Ley lines were basically straight lines of energy that traveled all over the globe and were believed to accept spiritual connections. The very line that extended from Stonehenge, moved across the Atlantic, and passed through cities like New York, Washington, D.C., New Orleans. And, according to her inquiry, straight through the de Vincent belongings.

Rosie would practise bad, terrible things to become within that house and investigate.

But that was unlikely to ever happen. When Rosie had mentioned information technology to Nikki, she was shot down faster than her running after freshly baked beignets.

She'd never met a de Vincent before and definitely non the Devlin de Vincent, simply she'd seen enough pictures of him to know that Devlin just . . . well, he just did it for her.

That indefinable thing that got her hormones revving like a 1967 Impala. Broad-shouldered and narrow at the waist, the man was alpine, well over six feet. His nighttime hair was coiffed and styled brusque. He had the kind of face up that was universally handsome. Loftier, broad cheekbones and a straight, aquiline nose paired with a set of full lips that came with a perfect Cupid's bow.

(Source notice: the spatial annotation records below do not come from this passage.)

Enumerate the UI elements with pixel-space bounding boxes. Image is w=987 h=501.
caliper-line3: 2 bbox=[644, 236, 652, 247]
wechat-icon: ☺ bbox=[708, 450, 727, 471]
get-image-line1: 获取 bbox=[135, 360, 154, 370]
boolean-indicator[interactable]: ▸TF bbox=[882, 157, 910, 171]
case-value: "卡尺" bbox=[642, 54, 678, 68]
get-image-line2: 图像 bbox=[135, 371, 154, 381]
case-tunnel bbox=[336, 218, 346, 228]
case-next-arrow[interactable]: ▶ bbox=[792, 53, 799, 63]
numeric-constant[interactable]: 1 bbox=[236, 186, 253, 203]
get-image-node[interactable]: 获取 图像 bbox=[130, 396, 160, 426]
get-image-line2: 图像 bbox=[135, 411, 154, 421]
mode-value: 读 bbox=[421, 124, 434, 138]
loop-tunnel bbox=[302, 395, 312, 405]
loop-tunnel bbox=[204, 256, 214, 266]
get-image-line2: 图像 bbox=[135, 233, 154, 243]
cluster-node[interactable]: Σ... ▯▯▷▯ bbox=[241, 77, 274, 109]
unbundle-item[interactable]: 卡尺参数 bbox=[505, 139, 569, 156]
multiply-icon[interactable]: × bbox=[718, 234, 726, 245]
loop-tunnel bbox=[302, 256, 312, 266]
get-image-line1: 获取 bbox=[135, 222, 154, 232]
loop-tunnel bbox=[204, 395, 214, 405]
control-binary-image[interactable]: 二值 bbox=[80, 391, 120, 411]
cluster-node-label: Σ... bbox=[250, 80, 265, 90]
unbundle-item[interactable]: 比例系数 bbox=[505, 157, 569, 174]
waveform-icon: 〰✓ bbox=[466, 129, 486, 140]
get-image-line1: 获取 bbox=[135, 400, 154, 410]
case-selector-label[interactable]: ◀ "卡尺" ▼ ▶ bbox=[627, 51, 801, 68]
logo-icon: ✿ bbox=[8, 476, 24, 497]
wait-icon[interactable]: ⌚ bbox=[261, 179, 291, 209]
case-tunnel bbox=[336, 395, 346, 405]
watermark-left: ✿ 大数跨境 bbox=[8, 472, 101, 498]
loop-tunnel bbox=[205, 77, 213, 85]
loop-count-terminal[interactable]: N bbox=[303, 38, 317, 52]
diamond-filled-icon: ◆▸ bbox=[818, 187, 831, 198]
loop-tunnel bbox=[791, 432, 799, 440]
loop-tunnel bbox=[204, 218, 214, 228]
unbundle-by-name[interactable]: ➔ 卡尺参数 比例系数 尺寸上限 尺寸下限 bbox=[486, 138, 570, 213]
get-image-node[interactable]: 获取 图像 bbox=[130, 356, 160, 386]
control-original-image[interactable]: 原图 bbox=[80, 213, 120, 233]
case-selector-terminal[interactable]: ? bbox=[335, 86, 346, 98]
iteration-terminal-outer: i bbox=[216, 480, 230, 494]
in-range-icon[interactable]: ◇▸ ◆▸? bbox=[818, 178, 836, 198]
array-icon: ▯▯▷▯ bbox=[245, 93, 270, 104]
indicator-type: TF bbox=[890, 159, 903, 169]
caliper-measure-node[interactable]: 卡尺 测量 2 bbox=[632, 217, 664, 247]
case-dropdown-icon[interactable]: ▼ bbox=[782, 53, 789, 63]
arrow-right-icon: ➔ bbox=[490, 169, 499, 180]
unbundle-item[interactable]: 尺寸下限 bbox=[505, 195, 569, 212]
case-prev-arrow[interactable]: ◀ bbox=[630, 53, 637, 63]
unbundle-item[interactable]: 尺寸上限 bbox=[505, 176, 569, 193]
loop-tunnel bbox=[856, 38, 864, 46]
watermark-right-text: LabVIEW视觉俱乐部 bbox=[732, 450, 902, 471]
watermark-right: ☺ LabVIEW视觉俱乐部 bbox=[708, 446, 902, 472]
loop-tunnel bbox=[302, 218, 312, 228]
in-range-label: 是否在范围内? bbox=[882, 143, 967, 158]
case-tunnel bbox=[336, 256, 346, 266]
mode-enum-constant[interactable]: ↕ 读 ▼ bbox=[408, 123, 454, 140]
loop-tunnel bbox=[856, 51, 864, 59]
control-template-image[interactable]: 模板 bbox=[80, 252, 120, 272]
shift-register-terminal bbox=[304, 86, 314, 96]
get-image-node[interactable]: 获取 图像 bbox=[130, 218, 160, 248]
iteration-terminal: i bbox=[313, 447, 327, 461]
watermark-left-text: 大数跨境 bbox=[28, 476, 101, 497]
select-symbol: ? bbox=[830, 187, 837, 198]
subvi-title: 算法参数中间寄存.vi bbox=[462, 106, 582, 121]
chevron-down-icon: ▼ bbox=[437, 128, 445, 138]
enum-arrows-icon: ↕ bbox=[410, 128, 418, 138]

He had a foursquare, hard jaw and a chin with a slight cleft in it.

The human was stunning, yet there was something cold well-nigh him, nearly detached and a bit cruel well-nigh how he was pieced together. To anyone else, that might've dampened his attractiveness, only to Rosie? That only fabricated him all the more beautiful.

Oh God, Rosie remembered something in that moment. How could she accept forgotten?

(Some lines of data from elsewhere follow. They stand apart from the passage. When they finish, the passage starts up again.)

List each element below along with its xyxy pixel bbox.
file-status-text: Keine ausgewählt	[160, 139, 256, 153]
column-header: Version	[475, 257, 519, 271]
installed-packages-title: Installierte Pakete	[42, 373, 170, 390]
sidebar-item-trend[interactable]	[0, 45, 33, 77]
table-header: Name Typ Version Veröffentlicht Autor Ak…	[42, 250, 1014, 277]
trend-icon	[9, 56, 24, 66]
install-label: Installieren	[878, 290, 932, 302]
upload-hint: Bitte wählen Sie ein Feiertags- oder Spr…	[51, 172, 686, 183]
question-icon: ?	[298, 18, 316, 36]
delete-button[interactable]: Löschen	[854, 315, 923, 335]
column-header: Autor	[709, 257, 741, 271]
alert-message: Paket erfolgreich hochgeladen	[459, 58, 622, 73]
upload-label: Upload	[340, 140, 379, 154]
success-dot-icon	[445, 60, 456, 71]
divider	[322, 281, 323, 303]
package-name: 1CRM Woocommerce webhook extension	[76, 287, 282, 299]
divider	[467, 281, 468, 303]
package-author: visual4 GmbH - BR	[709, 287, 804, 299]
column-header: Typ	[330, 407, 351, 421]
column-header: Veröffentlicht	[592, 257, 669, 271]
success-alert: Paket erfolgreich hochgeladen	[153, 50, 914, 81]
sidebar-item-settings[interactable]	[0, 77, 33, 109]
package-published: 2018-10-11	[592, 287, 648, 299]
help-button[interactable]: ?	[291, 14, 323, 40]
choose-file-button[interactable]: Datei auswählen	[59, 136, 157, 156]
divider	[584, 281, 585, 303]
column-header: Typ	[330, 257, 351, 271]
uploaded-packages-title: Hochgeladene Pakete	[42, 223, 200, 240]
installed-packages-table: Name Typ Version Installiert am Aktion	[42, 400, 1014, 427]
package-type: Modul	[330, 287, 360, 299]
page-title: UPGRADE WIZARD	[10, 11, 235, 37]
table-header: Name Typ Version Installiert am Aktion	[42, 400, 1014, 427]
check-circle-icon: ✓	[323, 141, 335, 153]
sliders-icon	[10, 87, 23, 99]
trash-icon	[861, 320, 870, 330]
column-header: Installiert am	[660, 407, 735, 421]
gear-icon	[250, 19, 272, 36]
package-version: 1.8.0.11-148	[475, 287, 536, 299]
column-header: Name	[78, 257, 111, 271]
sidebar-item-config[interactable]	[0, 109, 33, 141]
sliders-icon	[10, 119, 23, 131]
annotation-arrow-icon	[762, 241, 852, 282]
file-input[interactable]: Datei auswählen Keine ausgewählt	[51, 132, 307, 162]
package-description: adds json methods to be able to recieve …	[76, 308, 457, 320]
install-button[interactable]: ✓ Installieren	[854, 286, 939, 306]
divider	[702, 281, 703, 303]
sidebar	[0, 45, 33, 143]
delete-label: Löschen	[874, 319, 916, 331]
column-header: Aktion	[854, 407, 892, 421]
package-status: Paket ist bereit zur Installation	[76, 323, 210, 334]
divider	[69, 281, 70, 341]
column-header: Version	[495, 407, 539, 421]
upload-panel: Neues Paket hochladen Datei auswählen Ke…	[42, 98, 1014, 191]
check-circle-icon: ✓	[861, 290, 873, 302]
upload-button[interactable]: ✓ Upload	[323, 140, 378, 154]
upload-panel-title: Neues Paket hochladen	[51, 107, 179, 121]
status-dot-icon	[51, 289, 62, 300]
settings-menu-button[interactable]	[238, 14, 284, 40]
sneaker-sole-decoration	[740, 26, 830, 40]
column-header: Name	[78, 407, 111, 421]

She wasn't sure, but his father had died recently. Lawrence de Vincent had died the same mode the de Vincents' mother had—the same mode Ian had.

By his own hand.

Lawrence de Vincent hadn't used a gun, though. He'd hung himself. Or that was what the gossip section of the paper claimed.

Her middle all but broke for him, for all the brothers in that moment. To accept experienced what they did not once but twice? Practiced God. . . .

Devlin hadn't turned fully in her direction, only he was staring at her and she was staring at him, and this was so not how she expected her trip to the cemetery to go.

"Can I aid you?" he asked, and goodness, his voice was as deep as an body of water.

"I saw you back there, when your flowers vicious into the puddle," she said, inching closer to him. "I have actress. I idea you could utilise them."

The sunlight glanced off his cheekbones as he tilted his head to the side. He didn't respond.

So, she extended her arms, holding out the peonies. "Would you like them?"

Devlin still didn't respond.

She sucked her bottom lip in betwixt her teeth and decided if she was in for a penny, she was in for a pound. Stepping effectually the stone curb, she walked up to Devlin. My discussion, the human being was alpine, and she had to tip her head dorsum to see his gaze.

Those eyes.

Thick, heavy sooty lashes framed eyes the color of the gulf, a stunning blue-greenish.

His eyes didn't meet hers. No, he appeared to be . . . staring at her mouth.

A affluent of warmth cascaded over her. He has a fiancée. Or at least she thought he did. That's what she told herself, about three different times, as she stopped worrying her lower lip and tried to converse again with him.

"Peonies are my favorite," she explained, considering why non? "The ones that have a scent, that is. Non all of them do, did you know that?"

His head straightened and he finally lifted his gaze to hers. She almost wished he hadn't, because she had never seen such intense, serious eyes before. Optics that didn't hint at sense of humour. A gaze that was definitely troubled.